Additionally, the growth of AI tools, such as ChatGPT, have made digital technology more accessible, allowing students to interact with systems in natural language. However, Luis emphasised that while these tools enhance productivity, they are nowhere close to really replacing many human professionals. “It’s important to integrate these tools into education thoughtfully to maximise their benefits, but it’s equally important to critically assess their output and impact.”

Looking forward, Luis believes that computational thinking and foundational knowledge in digital technology will be critical skill sets for future IT professionals, stating that while skills in specific technologies may change, the ability to adapt and understand underlying principles remains critical. Further adding that this approach will ensure individuals can transition easily between technologies and roles as needed, a skill that is highly valued by employers.

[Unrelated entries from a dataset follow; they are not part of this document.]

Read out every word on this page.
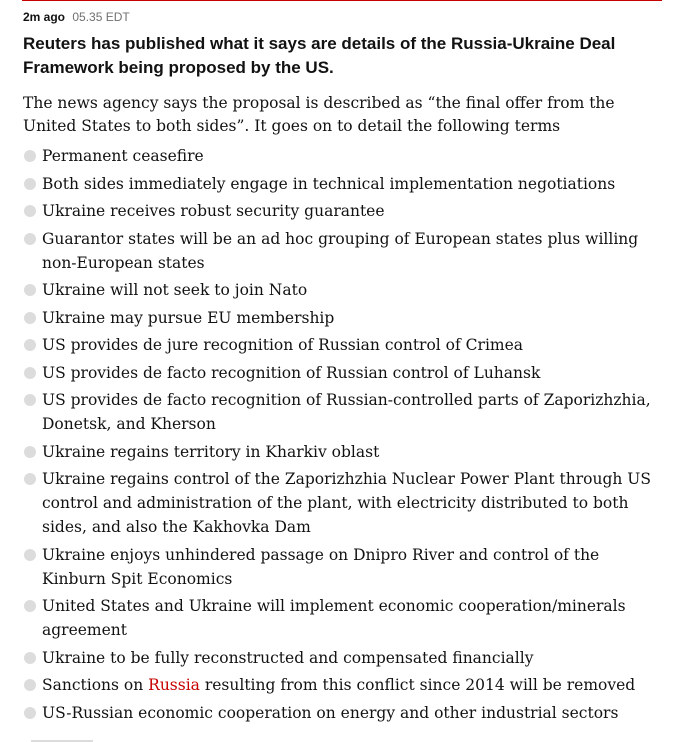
2m ago 05.35 EDT
Reuters has published what it says are details of the Russia-Ukraine Deal Framework being proposed by the US.

The news agency says the proposal is described as “the final offer from the United States to both sides”. It goes on to detail the following terms

Permanent ceasefire
Both sides immediately engage in technical implementation negotiations
Ukraine receives robust security guarantee
Guarantor states will be an ad hoc grouping of European states plus willing non-European states
Ukraine will not seek to join Nato
Ukraine may pursue EU membership
US provides de jure recognition of Russian control of Crimea
US provides de facto recognition of Russian control of Luhansk
US provides de facto recognition of Russian-controlled parts of Zaporizhzhia, Donetsk, and Kherson
Ukraine regains territory in Kharkiv oblast
Ukraine regains control of the Zaporizhzhia Nuclear Power Plant through US control and administration of the plant, with electricity distributed to both sides, and also the Kakhovka Dam
Ukraine enjoys unhindered passage on Dnipro River and control of the Kinburn Spit Economics
United States and Ukraine will implement economic cooperation/minerals agreement
Ukraine to be fully reconstructed and compensated financially
Sanctions on Russia resulting from this conflict since 2014 will be removed
US-Russian economic cooperation on energy and other industrial sectors
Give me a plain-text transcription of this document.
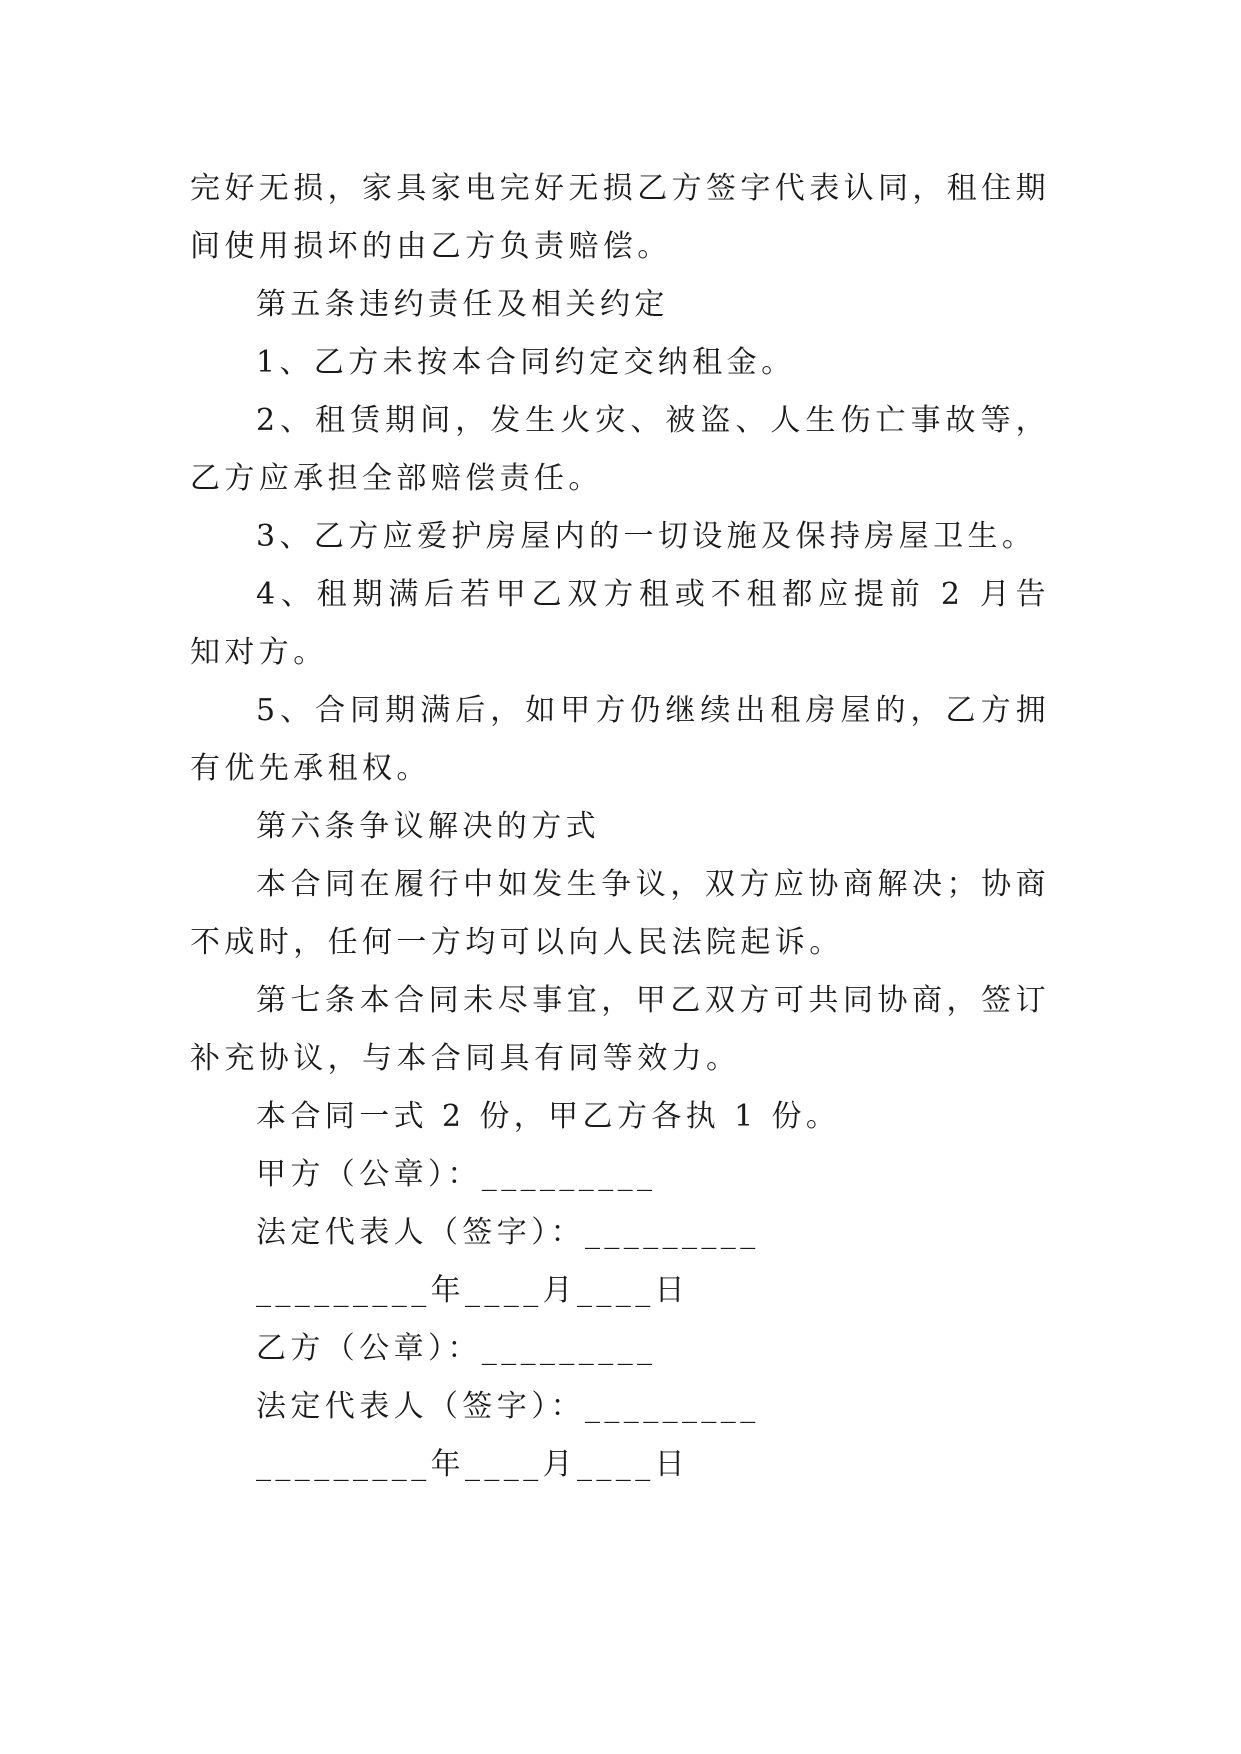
完好无损，家具家电完好无损乙方签字代表认同，租住期间使用损坏的由乙方负责赔偿。

第五条违约责任及相关约定

1、乙方未按本合同约定交纳租金。

2、租赁期间，发生火灾、被盗、人生伤亡事故等，乙方应承担全部赔偿责任。

3、乙方应爱护房屋内的一切设施及保持房屋卫生。

4、租期满后若甲乙双方租或不租都应提前 2 月告知对方。

5、合同期满后，如甲方仍继续出租房屋的，乙方拥有优先承租权。

第六条争议解决的方式

本合同在履行中如发生争议，双方应协商解决；协商不成时，任何一方均可以向人民法院起诉。

第七条本合同未尽事宜，甲乙双方可共同协商，签订补充协议，与本合同具有同等效力。

本合同一式 2 份，甲乙方各执 1 份。

甲方（公章）：_________

法定代表人（签字）：_________

_________年____月____日

乙方（公章）：_________

法定代表人（签字）：_________

_________年____月____日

As the job market is continuously evolving, he acknowledged the need for diverse skill sets, including those from non-traditional backgrounds, stating: “The job market must evolve to appreciate the value of specialized skills in areas like AI or cloud computing. Initially, industries may prefer traditional profiles, but as they see the benefits of diverse qualifications, they’ll likely become more open to have workforce assisting and complementing the traditional highly qualified profiles at different levels“.

A further critical issue is bridging the gap between training opportunities and market demands. Luis said: “We need better information and standardisation. Even one decade ago, we already had a catalogue of IT certifications that comprised over 2300 different certifications from 160 different providers, and this list was not exhaustive. Now they are more and the list is continuously evolving. For a recruiter during the hiring process, it’s impossible to grasp what all these different IT certifications mean. Therefore, it is crucial to create a consistent terminology and categories in Europe, to address challenges in recruiting IT talents and their mobility.”

Continuing: “Promoting standardised frameworks like the e-CF, the European e-Competence Framework, and its connection with ESCO, the official EU labour classification, can help create a common language between education providers and employers, ensuring that training aligns with market needs of ICT professionals.”


CEPIS aspires to promote best practice for IT professionals and users throughout Europe by

  • Promoting high standards to further mature and promote IT professionalism and assisting the IT professionals in their career development
  • Building gender balance in IT industry and inspire more young people to pursue IT-related education and careers;
  • Advocating for a digitally competent and skilled general workforce in support of employability and higher productivity;
  • Advocating for the socially responsible adoption, secure, ethical, inclusive and environmentally friendly application of IT in Europe.